Derrière les chantiers visibles de réhabilitation des médinas, un autre levier se met en place, plus discret : celui de la formation. L’OFPPT engage 1,72 million de dirhams pour repenser en profondeur les compétences liées à ces métiers, encore largement informels mais devenus stratégiques.
Ce dispositif mobilise une enveloppe estimée à 1,72 million de dirhams TTC, selon nos sources. L’intervention s’articule autour de deux axes complémentaires : d’un côté, la refonte et la structuration des programmes de formation dédiés à la restauration du patrimoine; de l’autre, le renforcement des compétences des formateurs appelés à encadrer ces filières.
Au-delà du montant, relativement contenu à l’échelle des grands investissements publics, c’est la nature même du projet qui interpelle. Il ne s’agit pas ici de construire ou de réhabiliter directement, mais de travailler en amont, sur l’ingénierie pédagogique. Autrement dit, former ceux qui formeront et, à terme, structurer toute une chaîne de compétences autour de la réhabilitation architecturale.
Ce positionnement s’inscrit dans une dynamique plus large portée par l’OFPPT, qui a engagé ces dernières années une refonte de son modèle pédagogique. L’approche repose sur une logique d’adéquation fine avec les besoins du marché, en intégrant à la fois les exigences des métiers traditionnels et les mutations techniques du secteur. Le nouveau modèle s’appuie notamment sur une offre élargie couvrant 831 filières réparties sur 19 secteurs et 29 sous-secteurs, avec une forte orientation vers les besoins économiques réels .
Dans le cas spécifique des médinas, l’enjeu dépasse la simple formation technique. Il s’agit de préserver un savoir-faire, tout en l’adaptant à des standards contemporains de sécurité, de durabilité et d’attractivité touristique.
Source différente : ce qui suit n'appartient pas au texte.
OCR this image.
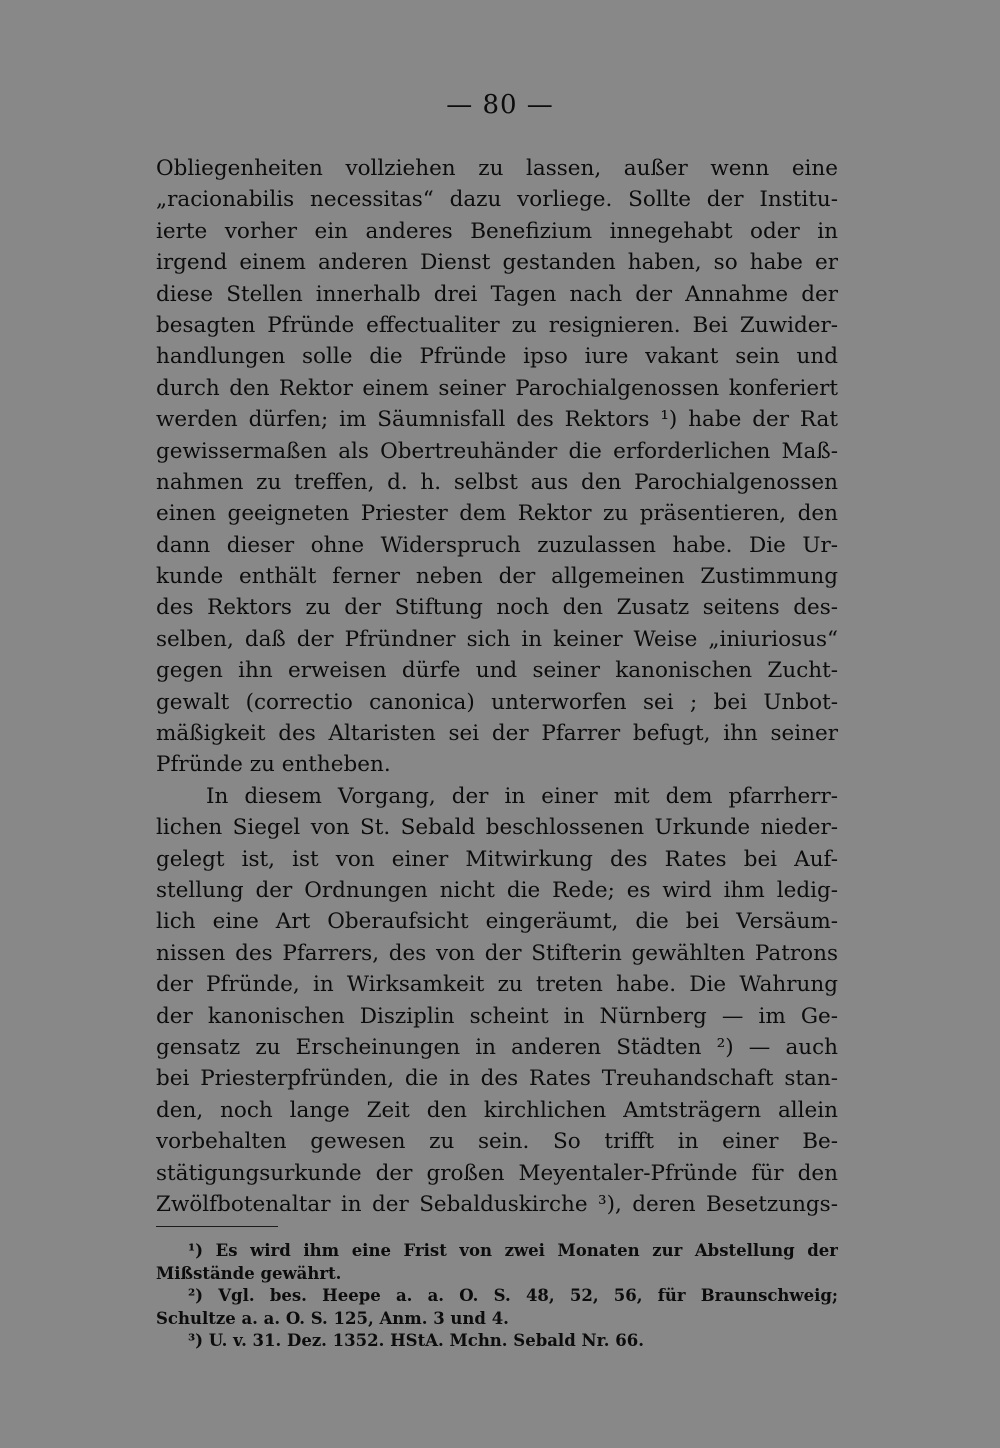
— 80 —
Obliegenheiten vollziehen zu lassen, außer wenn eine
„racionabilis necessitas“ dazu vorliege. Sollte der Institu-
ierte vorher ein anderes Benefizium innegehabt oder in
irgend einem anderen Dienst gestanden haben, so habe er
diese Stellen innerhalb drei Tagen nach der Annahme der
besagten Pfründe effectualiter zu resignieren. Bei Zuwider-
handlungen solle die Pfründe ipso iure vakant sein und
durch den Rektor einem seiner Parochialgenossen konferiert
werden dürfen; im Säumnisfall des Rektors ¹) habe der Rat
gewissermaßen als Obertreuhänder die erforderlichen Maß-
nahmen zu treffen, d. h. selbst aus den Parochialgenossen
einen geeigneten Priester dem Rektor zu präsentieren, den
dann dieser ohne Widerspruch zuzulassen habe. Die Ur-
kunde enthält ferner neben der allgemeinen Zustimmung
des Rektors zu der Stiftung noch den Zusatz seitens des-
selben, daß der Pfründner sich in keiner Weise „iniuriosus“
gegen ihn erweisen dürfe und seiner kanonischen Zucht-
gewalt (correctio canonica) unterworfen sei ; bei Unbot-
mäßigkeit des Altaristen sei der Pfarrer befugt, ihn seiner
Pfründe zu entheben.
In diesem Vorgang, der in einer mit dem pfarrherr-
lichen Siegel von St. Sebald beschlossenen Urkunde nieder-
gelegt ist, ist von einer Mitwirkung des Rates bei Auf-
stellung der Ordnungen nicht die Rede; es wird ihm ledig-
lich eine Art Oberaufsicht eingeräumt, die bei Versäum-
nissen des Pfarrers, des von der Stifterin gewählten Patrons
der Pfründe, in Wirksamkeit zu treten habe. Die Wahrung
der kanonischen Disziplin scheint in Nürnberg — im Ge-
gensatz zu Erscheinungen in anderen Städten ²) — auch
bei Priesterpfründen, die in des Rates Treuhandschaft stan-
den, noch lange Zeit den kirchlichen Amtsträgern allein
vorbehalten gewesen zu sein. So trifft in einer Be-
stätigungsurkunde der großen Meyentaler-Pfründe für den
Zwölfbotenaltar in der Sebalduskirche ³), deren Besetzungs-
¹) Es wird ihm eine Frist von zwei Monaten zur Abstellung der
Mißstände gewährt.
²) Vgl. bes. Heepe a. a. O. S. 48, 52, 56, für Braunschweig;
Schultze a. a. O. S. 125, Anm. 3 und 4.
³) U. v. 31. Dez. 1352. HStA. Mchn. Sebald Nr. 66.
Entre maçonnerie traditionnelle, travail du bois ou techniques de restauration, les compétences requises relèvent autant du patrimoine que de l’ingénierie moderne.
Ce chantier intervient alors que plusieurs villes marocaines accélèrent leurs programmes de réhabilitation urbaine, notamment dans les centres historiques. La question des ressources humaines qualifiées devient dès lors centrale : sans main-d’œuvre formée, les ambitions architecturales restent limitées.
En filigrane, ce projet révèle une évolution plus profonde : celle d’une formation professionnelle qui ne se contente plus de suivre les besoins du marché, mais qui cherche à les anticiper et à les structurer. Un pari discret, mais déterminant, dans un secteur où la transmission des compétences reste l’un des principaux défis.